Faithfulness. The “leaving and cleaving” passage of Genesis 1:24 is often underutilized in wedding homilies, but it’s a critical one for understanding faithfulness. In a culture with a high divorce rate, where cohabitation before marriage is the norm, the idea of becoming “one flesh” in the marriage covenant needs exploration and explanation. It was important enough for Jesus to use in his argument against divorce (Matthew 19:1-12),

and it’s important for couples to hear from the Scriptures that they were designed to be together for the long haul. Indeed, Paul compares the faithfulness of husbands and wives to the faithfulness of Christ toward his church (Ephesians 5:21-33). The preacher might compare these passages about faithfulness to the marriage vows the couple is about to take, adding a bit of instruction in every day faithfulness in the midst of a wedding day that will soon enough be consigned to a photo album on a shelf. It’s also an opportunity for those long-time and would-be couples sitting in the congregation to consider their own faithfulness to each other and God’s faithfulness to them.

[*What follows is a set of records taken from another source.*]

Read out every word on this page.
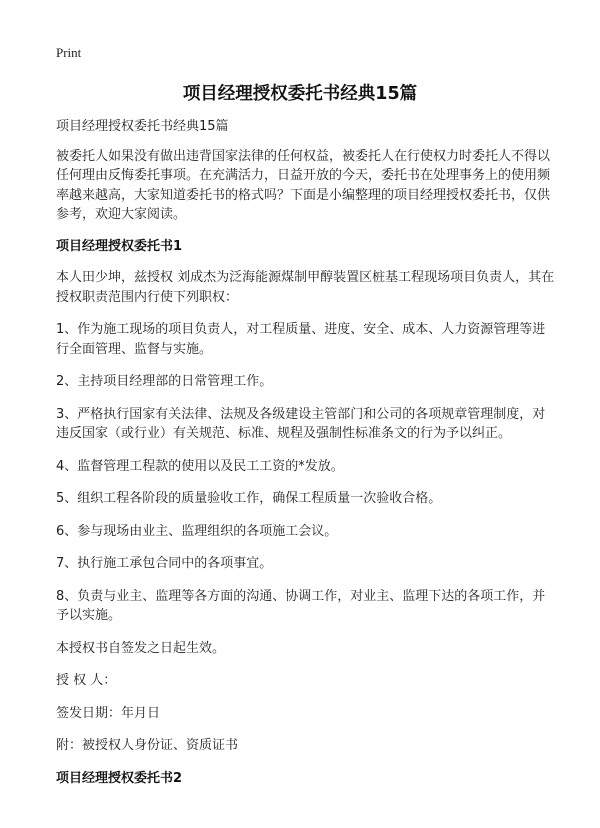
Print
项目经理授权委托书经典15篇

项目经理授权委托书经典15篇

被委托人如果没有做出违背国家法律的任何权益，被委托人在行使权力时委托人不得以任何理由反悔委托事项。在充满活力，日益开放的今天，委托书在处理事务上的使用频率越来越高，大家知道委托书的格式吗？下面是小编整理的项目经理授权委托书，仅供参考，欢迎大家阅读。

项目经理授权委托书1

本人田少坤，兹授权 刘成杰为泛海能源煤制甲醇装置区桩基工程现场项目负责人，其在授权职责范围内行使下列职权：

1、作为施工现场的项目负责人，对工程质量、进度、安全、成本、人力资源管理等进行全面管理、监督与实施。

2、主持项目经理部的日常管理工作。

3、严格执行国家有关法律、法规及各级建设主管部门和公司的各项规章管理制度，对违反国家（或行业）有关规范、标准、规程及强制性标准条文的行为予以纠正。

4、监督管理工程款的使用以及民工工资的*发放。

5、组织工程各阶段的质量验收工作，确保工程质量一次验收合格。

6、参与现场由业主、监理组织的各项施工会议。

7、执行施工承包合同中的各项事宜。

8、负责与业主、监理等各方面的沟通、协调工作，对业主、监理下达的各项工作，并予以实施。

本授权书自签发之日起生效。

授 权 人：

签发日期：年月日

附：被授权人身份证、资质证书

项目经理授权委托书2
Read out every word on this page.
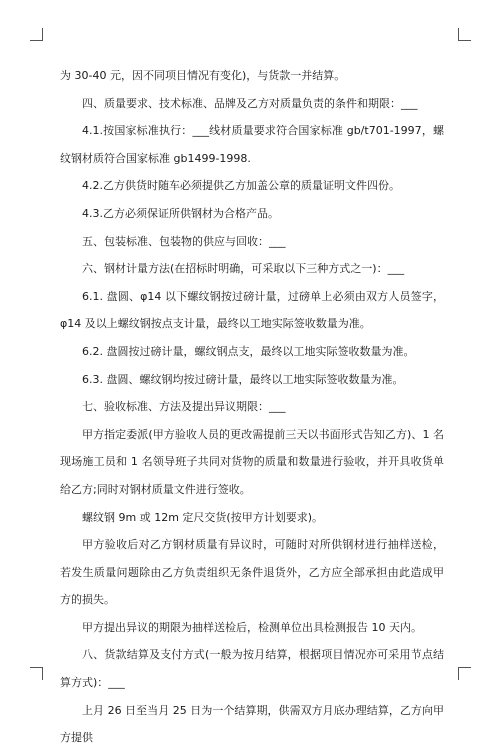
为 30-40 元，因不同项目情况有变化)，与货款一并结算。

四、质量要求、技术标准、品牌及乙方对质量负责的条件和期限：___

4.1.按国家标准执行：___线材质量要求符合国家标准 gb/t701-1997，螺纹钢材质符合国家标准 gb1499-1998.

4.2.乙方供货时随车必须提供乙方加盖公章的质量证明文件四份。

4.3.乙方必须保证所供钢材为合格产品。

五、包装标准、包装物的供应与回收：___

六、钢材计量方法(在招标时明确，可采取以下三种方式之一)：___

6.1. 盘圆、φ14 以下螺纹钢按过磅计量，过磅单上必须由双方人员签字，φ14 及以上螺纹钢按点支计量，最终以工地实际签收数量为准。

6.2. 盘圆按过磅计量，螺纹钢点支，最终以工地实际签收数量为准。

6.3. 盘圆、螺纹钢均按过磅计量，最终以工地实际签收数量为准。

七、验收标准、方法及提出异议期限：___

甲方指定委派(甲方验收人员的更改需提前三天以书面形式告知乙方)、1 名现场施工员和 1 名领导班子共同对货物的质量和数量进行验收，并开具收货单给乙方;同时对钢材质量文件进行签收。

螺纹钢 9m 或 12m 定尺交货(按甲方计划要求)。

甲方验收后对乙方钢材质量有异议时，可随时对所供钢材进行抽样送检，若发生质量问题除由乙方负责组织无条件退货外，乙方应全部承担由此造成甲方的损失。

甲方提出异议的期限为抽样送检后，检测单位出具检测报告 10 天内。

八、货款结算及支付方式(一般为按月结算，根据项目情况亦可采用节点结算方式)：___

上月 26 日至当月 25 日为一个结算期，供需双方月底办理结算，乙方向甲方提供
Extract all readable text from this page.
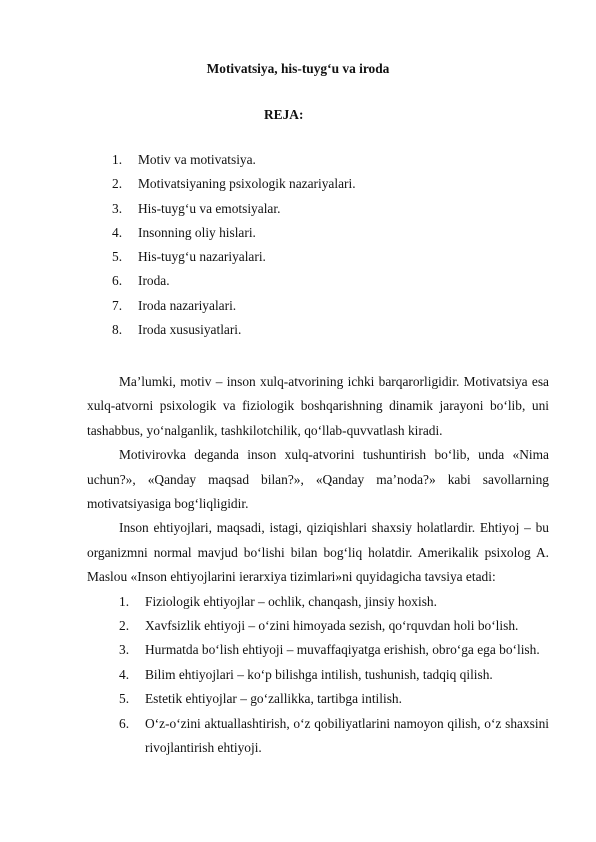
Motivatsiya, his-tuyg‘u va iroda
REJA:
1. Motiv va motivatsiya.
2. Motivatsiyaning psixologik nazariyalari.
3. His-tuyg‘u va emotsiyalar.
4. Insonning oliy hislari.
5. His-tuyg‘u nazariyalari.
6. Iroda.
7. Iroda nazariyalari.
8. Iroda xususiyatlari.

Ma’lumki, motiv – inson xulq-atvorining ichki barqarorligidir. Motivatsiya esa xulq-atvorni psixologik va fiziologik boshqarishning dinamik jarayoni bo‘lib, uni tashabbus, yo‘nalganlik, tashkilotchilik, qo‘llab-quvvatlash kiradi.

Motivirovka deganda inson xulq-atvorini tushuntirish bo‘lib, unda «Nima uchun?», «Qanday maqsad bilan?», «Qanday ma’noda?» kabi savollarning motivatsiyasiga bog‘liqligidir.

Inson ehtiyojlari, maqsadi, istagi, qiziqishlari shaxsiy holatlardir. Ehtiyoj – bu organizmni normal mavjud bo‘lishi bilan bog‘liq holatdir. Amerikalik psixolog A. Maslou «Inson ehtiyojlarini ierarxiya tizimlari»ni quyidagicha tavsiya etadi:

1.	Fiziologik ehtiyojlar – ochlik, chanqash, jinsiy hoxish.
2.	Xavfsizlik ehtiyoji – o‘zini himoyada sezish, qo‘rquvdan holi bo‘lish.
3.	Hurmatda bo‘lish ehtiyoji – muvaffaqiyatga erishish, obro‘ga ega bo‘lish.
4.	Bilim ehtiyojlari – ko‘p bilishga intilish, tushunish, tadqiq qilish.
5.	Estetik ehtiyojlar – go‘zallikka, tartibga intilish.
6.	O‘z-o‘zini aktuallashtirish, o‘z qobiliyatlarini namoyon qilish, o‘z shaxsini rivojlantirish ehtiyoji.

Mission. Here’s a theme that’s rarely explored in a wedding but one that may actually get the couple and congregation thinking in a different direction. God’s design for marriage was, from the very beginning, to be a missional partnership in which the couple works together to reflect the gracious reign and rule of God on the earth (Genesis 1:26-28). The “image of God” is manifested in both male and female and together they are designed to be “fruitful.” While we rightly think about that “fruitfulness” in terms of raising a family (itself a reflection of the nature of God as Trinity), it also makes me think of the kind of “fruitfulness” Jesus talks about in John 15. We have been created, purposed, and commissioned to “bear much fruit” that will last (John 15:16). Encourage the couple to consider their mission and the question: How will your marriage bear fruit for God’s kingdom? What will need to be pruned in order to make you more fruitful? How will you, together, abide in Jesus so that you can stay fruitful?

Yes, weddings can be stressful but with some careful preparation and the help of the Holy Spirit you might just start a revival on the aisle runner!